From 039cf537e73ca2cb47402286d04f3d0ef0939472 Mon Sep 17 00:00:00 2001
From: Jacob Lifshay <programmerjake@gmail.com>
Date: Mon, 3 Oct 2022 17:05:10 -0700
Subject: [PATCH] add motivation for SVP64 with VL=1 override

---
 openpower/sv/svp64/discussion.mdwn | 30 ++++++++++++++++++++++++++++--
 1 file changed, 28 insertions(+), 2 deletions(-)

diff --git a/openpower/sv/svp64/discussion.mdwn b/openpower/sv/svp64/discussion.mdwn
index 894d8b3ff..b53a53e7a 100644
--- a/openpower/sv/svp64/discussion.mdwn
+++ b/openpower/sv/svp64/discussion.mdwn
@@ -313,7 +313,7 @@ interfered with, except that, again, RT may be set as a vector destination.
 
 ## answers to 4, loops/uses
 
-**REMAP**
+### REMAP
 
 A REMAP would redirect operations from the first nonmasked
 predicated element to the first **REMAPped** element, and combined
@@ -329,7 +329,7 @@ answer: use at least one vector source.  this solves the predication issue.
 question: does this impact LD/ST which has special overrides
 and mode-selection based on RA.isvec?
 
-**predication**
+### predication
 
 with nonzeroing the application of a predicate mask to an all-scalar
 operation effectively tests **ALL** relevant bits 0..VL-1 as nonzero in the
@@ -338,3 +338,29 @@ decision-making, whereas VL=1 will only test the first.
 a need for
 merging all bits into a single alternative predicate mask (single-bit)

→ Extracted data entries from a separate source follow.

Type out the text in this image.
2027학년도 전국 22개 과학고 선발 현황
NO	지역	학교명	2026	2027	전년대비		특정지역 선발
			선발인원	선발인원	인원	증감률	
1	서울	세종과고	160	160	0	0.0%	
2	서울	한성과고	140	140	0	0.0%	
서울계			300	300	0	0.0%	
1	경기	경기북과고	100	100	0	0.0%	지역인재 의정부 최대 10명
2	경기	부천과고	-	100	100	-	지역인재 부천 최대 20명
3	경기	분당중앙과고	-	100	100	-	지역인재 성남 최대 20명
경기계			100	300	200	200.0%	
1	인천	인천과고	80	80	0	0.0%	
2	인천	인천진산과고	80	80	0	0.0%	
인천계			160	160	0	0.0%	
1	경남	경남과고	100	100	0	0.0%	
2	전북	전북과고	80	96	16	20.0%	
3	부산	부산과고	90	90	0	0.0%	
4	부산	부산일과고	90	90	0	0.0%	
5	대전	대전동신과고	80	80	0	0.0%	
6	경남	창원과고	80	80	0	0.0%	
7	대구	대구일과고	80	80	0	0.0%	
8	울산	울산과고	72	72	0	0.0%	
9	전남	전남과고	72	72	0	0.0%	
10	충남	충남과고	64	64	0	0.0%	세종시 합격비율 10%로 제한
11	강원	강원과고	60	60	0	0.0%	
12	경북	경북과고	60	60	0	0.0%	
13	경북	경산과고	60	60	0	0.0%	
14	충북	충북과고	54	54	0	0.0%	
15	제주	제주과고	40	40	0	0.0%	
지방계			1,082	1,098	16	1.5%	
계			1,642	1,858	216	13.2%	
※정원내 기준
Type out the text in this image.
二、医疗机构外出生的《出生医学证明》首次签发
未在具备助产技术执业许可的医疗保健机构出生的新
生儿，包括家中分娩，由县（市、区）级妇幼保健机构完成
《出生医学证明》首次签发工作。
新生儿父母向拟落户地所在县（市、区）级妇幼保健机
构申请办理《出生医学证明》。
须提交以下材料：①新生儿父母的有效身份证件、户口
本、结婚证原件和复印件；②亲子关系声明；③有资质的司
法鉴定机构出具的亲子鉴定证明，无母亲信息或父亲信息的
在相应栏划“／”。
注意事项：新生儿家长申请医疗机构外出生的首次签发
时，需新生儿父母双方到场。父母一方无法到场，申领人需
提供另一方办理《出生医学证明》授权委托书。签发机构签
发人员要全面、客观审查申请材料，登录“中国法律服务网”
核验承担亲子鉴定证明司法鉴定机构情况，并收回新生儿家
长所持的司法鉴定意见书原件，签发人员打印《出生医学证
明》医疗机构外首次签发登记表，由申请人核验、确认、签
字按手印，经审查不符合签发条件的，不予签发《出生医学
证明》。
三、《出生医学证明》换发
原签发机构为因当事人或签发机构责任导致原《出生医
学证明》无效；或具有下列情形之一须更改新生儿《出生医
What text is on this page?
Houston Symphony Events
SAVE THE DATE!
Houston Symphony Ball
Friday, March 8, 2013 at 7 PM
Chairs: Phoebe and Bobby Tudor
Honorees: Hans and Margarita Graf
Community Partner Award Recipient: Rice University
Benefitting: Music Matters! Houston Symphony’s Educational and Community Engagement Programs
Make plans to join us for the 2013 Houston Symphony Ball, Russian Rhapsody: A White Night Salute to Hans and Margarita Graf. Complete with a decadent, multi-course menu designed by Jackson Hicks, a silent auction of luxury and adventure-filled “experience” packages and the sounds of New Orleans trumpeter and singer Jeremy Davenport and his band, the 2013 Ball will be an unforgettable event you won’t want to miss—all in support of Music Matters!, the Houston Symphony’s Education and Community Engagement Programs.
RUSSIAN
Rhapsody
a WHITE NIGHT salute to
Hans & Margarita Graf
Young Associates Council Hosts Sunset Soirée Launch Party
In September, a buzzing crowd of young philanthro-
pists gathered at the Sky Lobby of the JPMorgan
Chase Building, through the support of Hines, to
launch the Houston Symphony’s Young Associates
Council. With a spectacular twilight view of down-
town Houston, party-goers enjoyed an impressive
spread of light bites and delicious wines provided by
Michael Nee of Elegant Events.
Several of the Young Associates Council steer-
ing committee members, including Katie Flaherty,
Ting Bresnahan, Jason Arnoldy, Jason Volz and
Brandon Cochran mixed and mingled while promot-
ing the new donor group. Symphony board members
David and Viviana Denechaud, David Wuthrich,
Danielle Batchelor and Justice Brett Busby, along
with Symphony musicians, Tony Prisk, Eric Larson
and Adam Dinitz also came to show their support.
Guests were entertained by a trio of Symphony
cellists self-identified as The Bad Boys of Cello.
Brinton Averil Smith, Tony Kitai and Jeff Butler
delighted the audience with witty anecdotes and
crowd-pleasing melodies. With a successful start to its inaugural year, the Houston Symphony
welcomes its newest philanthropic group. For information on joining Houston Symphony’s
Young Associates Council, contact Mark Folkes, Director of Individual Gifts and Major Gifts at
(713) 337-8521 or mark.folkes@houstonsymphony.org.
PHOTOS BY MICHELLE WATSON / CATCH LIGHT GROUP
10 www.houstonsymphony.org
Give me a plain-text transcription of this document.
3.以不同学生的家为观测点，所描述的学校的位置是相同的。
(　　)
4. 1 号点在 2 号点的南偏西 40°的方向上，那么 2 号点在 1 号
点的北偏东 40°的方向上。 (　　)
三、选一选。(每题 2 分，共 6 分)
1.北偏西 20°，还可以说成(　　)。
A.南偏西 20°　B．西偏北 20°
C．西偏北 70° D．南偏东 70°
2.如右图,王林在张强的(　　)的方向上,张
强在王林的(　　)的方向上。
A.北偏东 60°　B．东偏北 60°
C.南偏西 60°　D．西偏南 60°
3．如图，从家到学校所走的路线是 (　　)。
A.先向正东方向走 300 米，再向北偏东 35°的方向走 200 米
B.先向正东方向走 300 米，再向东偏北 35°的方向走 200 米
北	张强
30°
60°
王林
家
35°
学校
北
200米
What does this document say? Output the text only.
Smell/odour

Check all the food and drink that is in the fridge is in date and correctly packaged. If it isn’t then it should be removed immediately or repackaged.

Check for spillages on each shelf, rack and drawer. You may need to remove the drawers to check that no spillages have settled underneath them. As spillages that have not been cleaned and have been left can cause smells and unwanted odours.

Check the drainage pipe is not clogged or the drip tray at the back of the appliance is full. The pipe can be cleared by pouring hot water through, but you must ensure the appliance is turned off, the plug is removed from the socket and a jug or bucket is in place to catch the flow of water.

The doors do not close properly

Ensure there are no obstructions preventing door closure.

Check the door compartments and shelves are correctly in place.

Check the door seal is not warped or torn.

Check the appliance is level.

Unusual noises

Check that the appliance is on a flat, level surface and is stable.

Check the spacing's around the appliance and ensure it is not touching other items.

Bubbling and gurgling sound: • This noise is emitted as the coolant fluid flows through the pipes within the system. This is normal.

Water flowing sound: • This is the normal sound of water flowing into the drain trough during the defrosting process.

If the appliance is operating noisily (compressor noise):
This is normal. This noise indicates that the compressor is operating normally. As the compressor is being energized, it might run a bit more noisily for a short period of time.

 is the sort of thing we can probably live with.
+
+### fast traditional packed SIMD
+
+A major motivation for changing SVP64 with all isvec=0 to temporarily override VL to 1 is to allow supporting traditional SIMD that has constantly varying element sizes (and therefore vector lengths too) without needing setvl every few instructions.
+
+Examples of use cases:
+* WebAssembly's [128-bit packed SIMD extension](https://github.com/WebAssembly/spec/blob/8a352708cffeb71206ca49a0f743bdc57269fb1a/proposals/simd/SIMD.md) (which is becoming a de-facto standard for WebAssembly on the Web and on Servers)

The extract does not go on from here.